The airline offers a single class service, with buy on board food and drinks on its domestic routes, and offers a business class on international flights. The airline has extensive inflight entertainment for a budget line, including iPads which are loaded with movies and games and given to customers for free to use during international flights, and for a fee on domestic flights.
JetStar also offers an appealing “price beat guarantee”, which allows customers to get tickets for a price that's 10 percent cheaper than a competitor's advertised rate.
Iceland’s national airline, Iceland Air, combines comfort, affordability, and a wide variety of destinations that continues to a grow.
Passengers can currently fly to dozens of destination across Europe, as well as to cities in Canada and the United States. The airline provides 3 separate booking classes, including 2 economy classes and a business class. All flights include in-flight touch screen monitors full of entertainment options.
The airline also prides itself on being family friendly, with a large selection of children’s movies available in flight.
Based out of Malaysia, AirAsia can make all of the world’s largest continent your oyster with 165 destinations in 25 countries.
The airline keeps rates low with some of the most efficient productivity and operating costs in the industry. That doesn’t mean the experience is no-frills though, and the airline has repeatedly won awards for its service and overall product.
As of today, AirAsia flies across the continent, and also has flights to Australia, London, and Honolulu.
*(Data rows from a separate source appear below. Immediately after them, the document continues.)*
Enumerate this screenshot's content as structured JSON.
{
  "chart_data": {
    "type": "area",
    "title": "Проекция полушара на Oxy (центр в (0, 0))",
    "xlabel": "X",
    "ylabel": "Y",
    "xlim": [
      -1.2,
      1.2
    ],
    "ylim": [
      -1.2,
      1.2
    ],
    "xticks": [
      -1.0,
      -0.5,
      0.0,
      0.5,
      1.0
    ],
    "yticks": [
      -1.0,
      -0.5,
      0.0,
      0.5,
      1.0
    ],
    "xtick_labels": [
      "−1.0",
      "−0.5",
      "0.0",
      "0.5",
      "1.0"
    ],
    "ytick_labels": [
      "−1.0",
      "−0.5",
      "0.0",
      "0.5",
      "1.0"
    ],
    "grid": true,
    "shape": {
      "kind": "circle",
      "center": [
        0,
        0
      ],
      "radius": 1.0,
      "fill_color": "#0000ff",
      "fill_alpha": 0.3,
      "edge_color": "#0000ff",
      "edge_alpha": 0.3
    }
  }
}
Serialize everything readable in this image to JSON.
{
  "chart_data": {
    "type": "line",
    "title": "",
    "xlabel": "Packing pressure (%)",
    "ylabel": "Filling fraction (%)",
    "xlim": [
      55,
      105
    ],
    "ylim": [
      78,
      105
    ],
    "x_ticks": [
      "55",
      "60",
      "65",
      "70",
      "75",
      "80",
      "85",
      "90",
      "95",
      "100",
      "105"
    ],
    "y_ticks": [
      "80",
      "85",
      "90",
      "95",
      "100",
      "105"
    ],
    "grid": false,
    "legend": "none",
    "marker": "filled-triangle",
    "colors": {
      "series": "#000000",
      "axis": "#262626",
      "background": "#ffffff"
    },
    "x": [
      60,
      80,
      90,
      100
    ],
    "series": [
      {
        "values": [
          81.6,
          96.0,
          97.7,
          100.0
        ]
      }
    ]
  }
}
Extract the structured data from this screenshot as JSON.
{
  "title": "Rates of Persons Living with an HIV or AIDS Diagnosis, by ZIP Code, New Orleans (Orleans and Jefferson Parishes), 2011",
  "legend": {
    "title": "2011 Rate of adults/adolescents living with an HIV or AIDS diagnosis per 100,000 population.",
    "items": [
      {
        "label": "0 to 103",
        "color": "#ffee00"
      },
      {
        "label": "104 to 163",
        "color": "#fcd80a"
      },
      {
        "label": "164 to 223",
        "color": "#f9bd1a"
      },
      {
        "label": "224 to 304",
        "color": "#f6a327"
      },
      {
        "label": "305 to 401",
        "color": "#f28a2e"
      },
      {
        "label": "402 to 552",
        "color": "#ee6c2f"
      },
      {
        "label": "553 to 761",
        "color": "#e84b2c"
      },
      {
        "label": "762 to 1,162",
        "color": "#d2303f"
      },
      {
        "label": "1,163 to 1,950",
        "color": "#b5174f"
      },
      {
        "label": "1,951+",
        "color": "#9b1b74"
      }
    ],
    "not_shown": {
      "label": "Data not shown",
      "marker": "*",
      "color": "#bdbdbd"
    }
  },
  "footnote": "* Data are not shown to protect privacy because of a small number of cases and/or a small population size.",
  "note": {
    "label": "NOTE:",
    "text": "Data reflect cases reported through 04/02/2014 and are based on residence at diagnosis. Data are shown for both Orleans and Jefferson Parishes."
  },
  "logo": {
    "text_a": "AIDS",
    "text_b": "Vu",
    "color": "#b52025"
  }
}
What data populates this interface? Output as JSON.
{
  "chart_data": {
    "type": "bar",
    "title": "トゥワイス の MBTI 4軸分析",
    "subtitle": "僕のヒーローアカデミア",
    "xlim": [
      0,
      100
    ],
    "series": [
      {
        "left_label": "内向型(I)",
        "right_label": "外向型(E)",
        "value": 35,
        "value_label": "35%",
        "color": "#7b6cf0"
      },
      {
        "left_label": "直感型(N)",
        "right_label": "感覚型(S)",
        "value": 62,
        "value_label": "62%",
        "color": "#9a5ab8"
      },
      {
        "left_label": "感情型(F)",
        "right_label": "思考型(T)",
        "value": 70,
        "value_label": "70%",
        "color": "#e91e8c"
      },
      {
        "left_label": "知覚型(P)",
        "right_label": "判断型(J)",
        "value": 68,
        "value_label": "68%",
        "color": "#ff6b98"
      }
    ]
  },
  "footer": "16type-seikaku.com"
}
The rapid expansion of the low cost air travel industry in recent years has equalized international and domestic travel and made it more affordable than ever to take a vacation. When considering which low cost airline to use, take a look not only at the costs and destinations, but also the hidden fees that could offset the savings. You’ll also want to make sure and check which arrival airport is used, as low cost airlines tend to fly to secondary airports that can be a bit far from the city you’re trying to reach.
Even with these caveats, budget airlines have opened up the skies in ways that would have been hard to imagine in the not too distant past. So take a look around, find the fares and destinations that work for you, and bon voyage!